If I chose to use a logging package in go it would require:

- Passing around a log.Logger instance (which is threadsafe)
- Log specific formatting / text representation becomes the responsibility of the file, and is a tight coupling.

Because of go's asynchronous nature, log often contain important information that can help test validate operations/transitions are occurring correctly.  If a test would like to make assertions on logger, using a "traditional" logging library, a logger interface would have to be created, and a mock version would have to be provided by the test.  Go promotes many concurrently executing tasks which makes code more prone to be non-deterministic because of the asynchronous nature.   If state changes to an object were logged, and a test wanted to make sure certain asynchronous state changes occurred in response to an input, then the test would have to provide a mock logger, which recorded all calls to it, and make assertions on based on that.

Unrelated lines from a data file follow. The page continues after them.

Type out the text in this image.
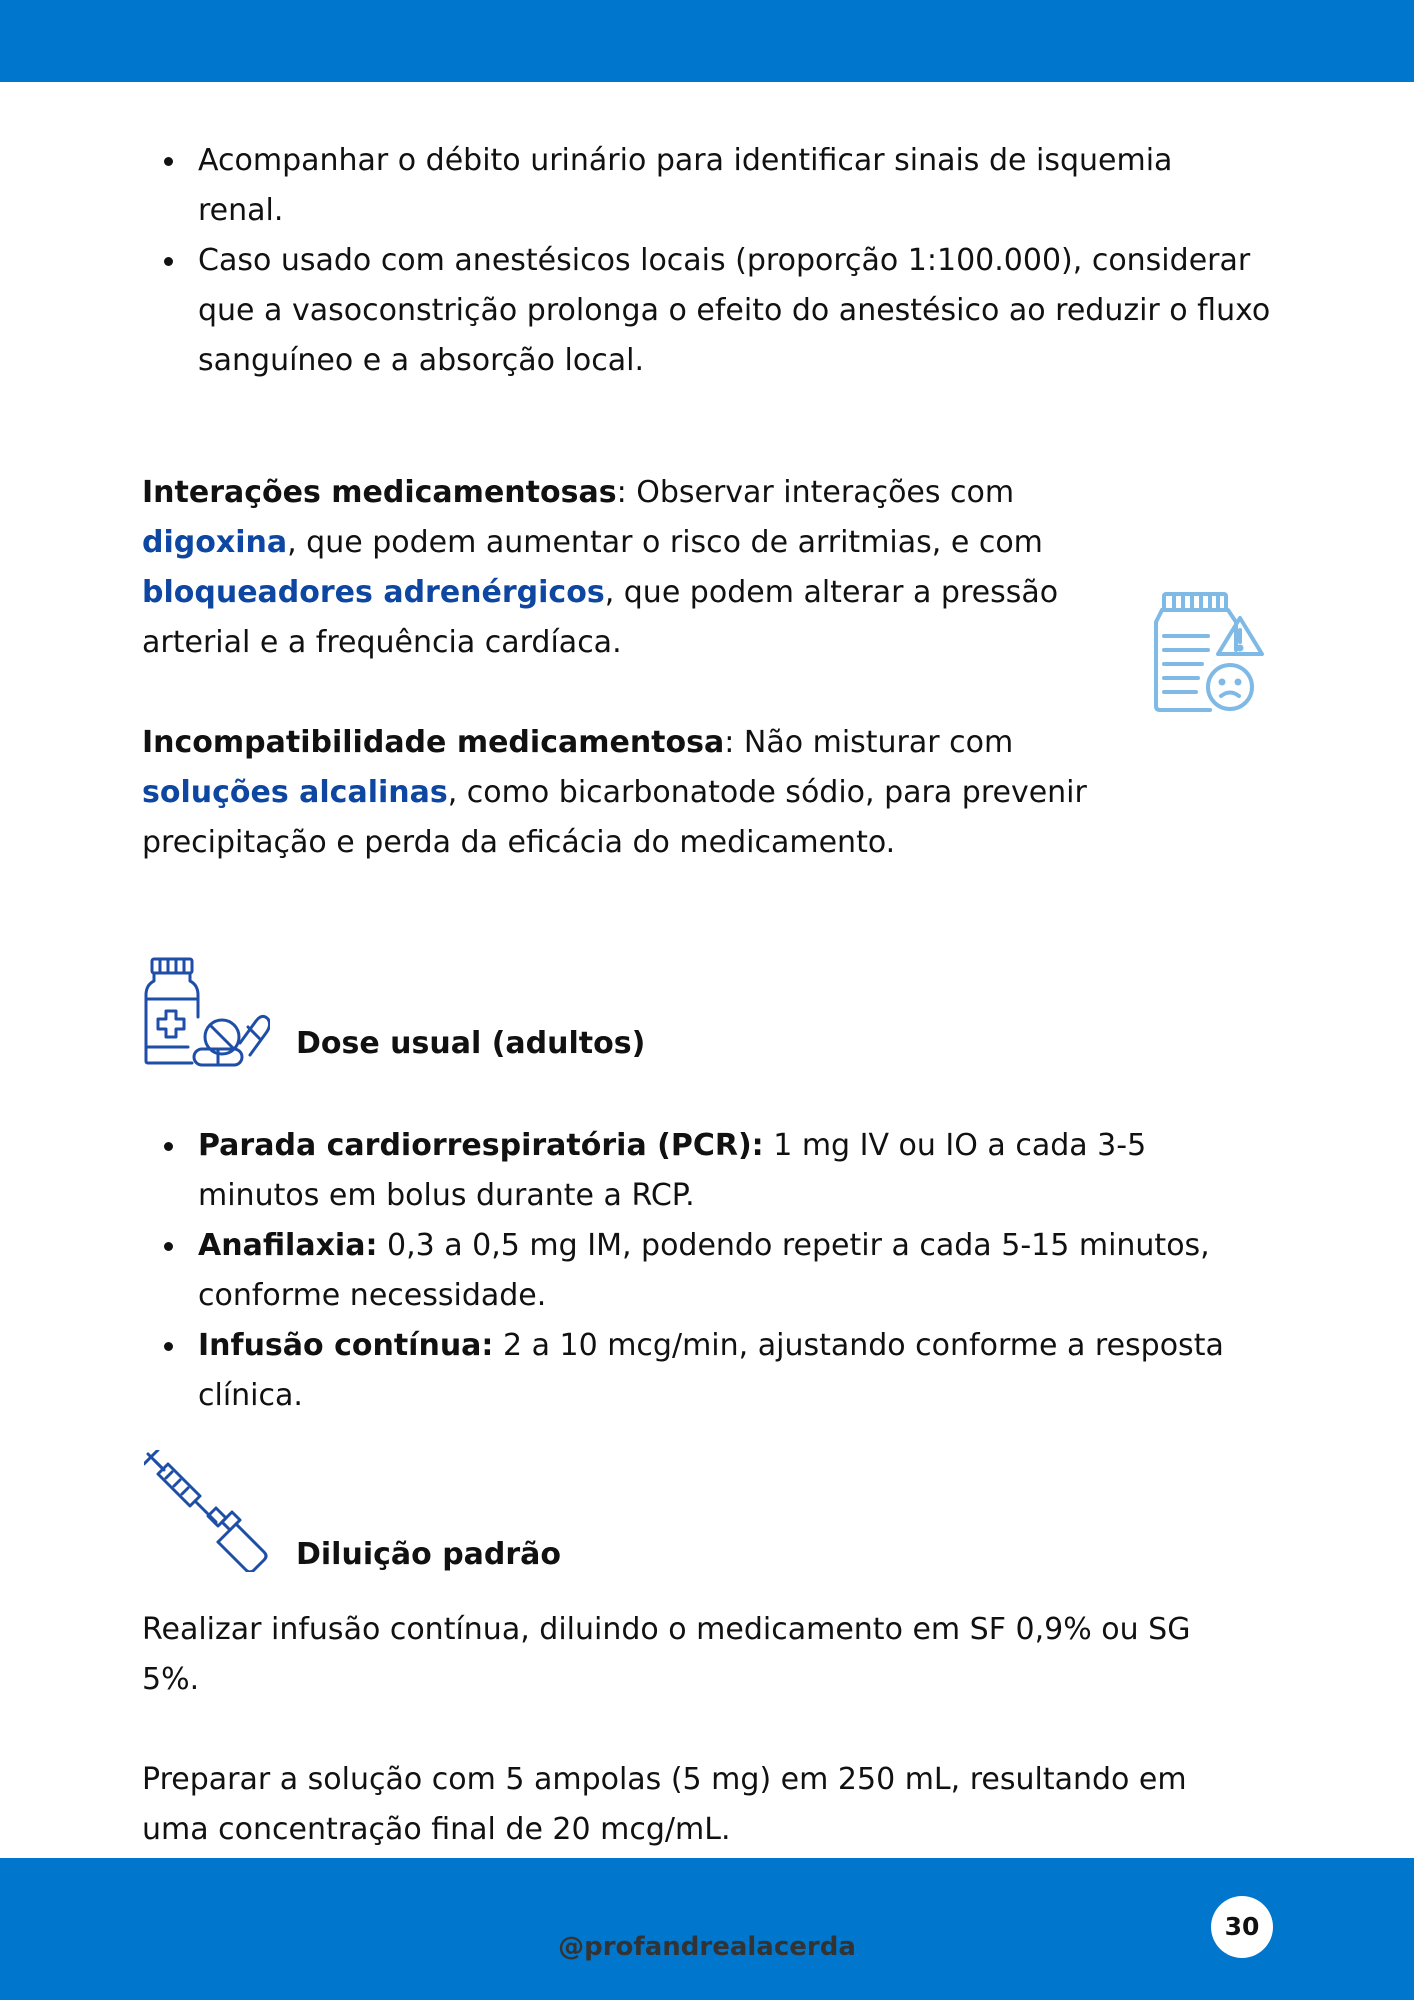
Acompanhar o débito urinário para identificar sinais de isquemia renal.
Caso usado com anestésicos locais (proporção 1:100.000), considerar que a vasoconstrição prolonga o efeito do anestésico ao reduzir o fluxo sanguíneo e a absorção local.

Interações medicamentosas: Observar interações com digoxina, que podem aumentar o risco de arritmias, e com bloqueadores adrenérgicos, que podem alterar a pressão arterial e a frequência cardíaca.

Incompatibilidade medicamentosa: Não misturar com soluções alcalinas, como bicarbonatode sódio, para prevenir precipitação e perda da eficácia do medicamento.

Dose usual (adultos)
Parada cardiorrespiratória (PCR): 1 mg IV ou IO a cada 3-5 minutos em bolus durante a RCP.
Anafilaxia: 0,3 a 0,5 mg IM, podendo repetir a cada 5-15 minutos, conforme necessidade.
Infusão contínua: 2 a 10 mcg/min, ajustando conforme a resposta clínica.
Diluição padrão

Realizar infusão contínua, diluindo o medicamento em SF 0,9% ou SG 5%.

Preparar a solução com 5 ampolas (5 mg) em 250 mL, resultando em uma concentração final de 20 mcg/mL.

@profandrealacerda
30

A pattern I found, which addresses the above issues, is having each object submit any log-worthy events to an event channel.  For my first event, there is a single global even channel that is initialized at the main level.  It is then passed to all lower functions.  Each object writes to it:

With centralizing logging (or even per package logging) log representation is easily configurable, ie: json, syslog, stdout/err, file, etc.  Instead of the log representation being defined through the log library api (perhaps as a handler), the application gets to control that logic.  Having a centralized application based logger also allows for application level logging.  This could be to do something like write each event of a certain type to a specific file.

- Logging is decoupled from the application, corner cases, and unforeseen errors could create conditions where events leading up to an application crash are not fully represented in the log.
- Blocking channel is used by default, if there are multiple publishers to the channel, a buffered channel should probably be used.  It may be difficult to reason about what the buffer size should be since one channel may be shared across an application.

Everything proposed above is easily achievable using more traditional logging libraries (python, java) and even some go 3rd party logging libraries, like logrus.  But having a centralized event stream is a lightweight alternative to using a 3rd party library, and allows for easier testing.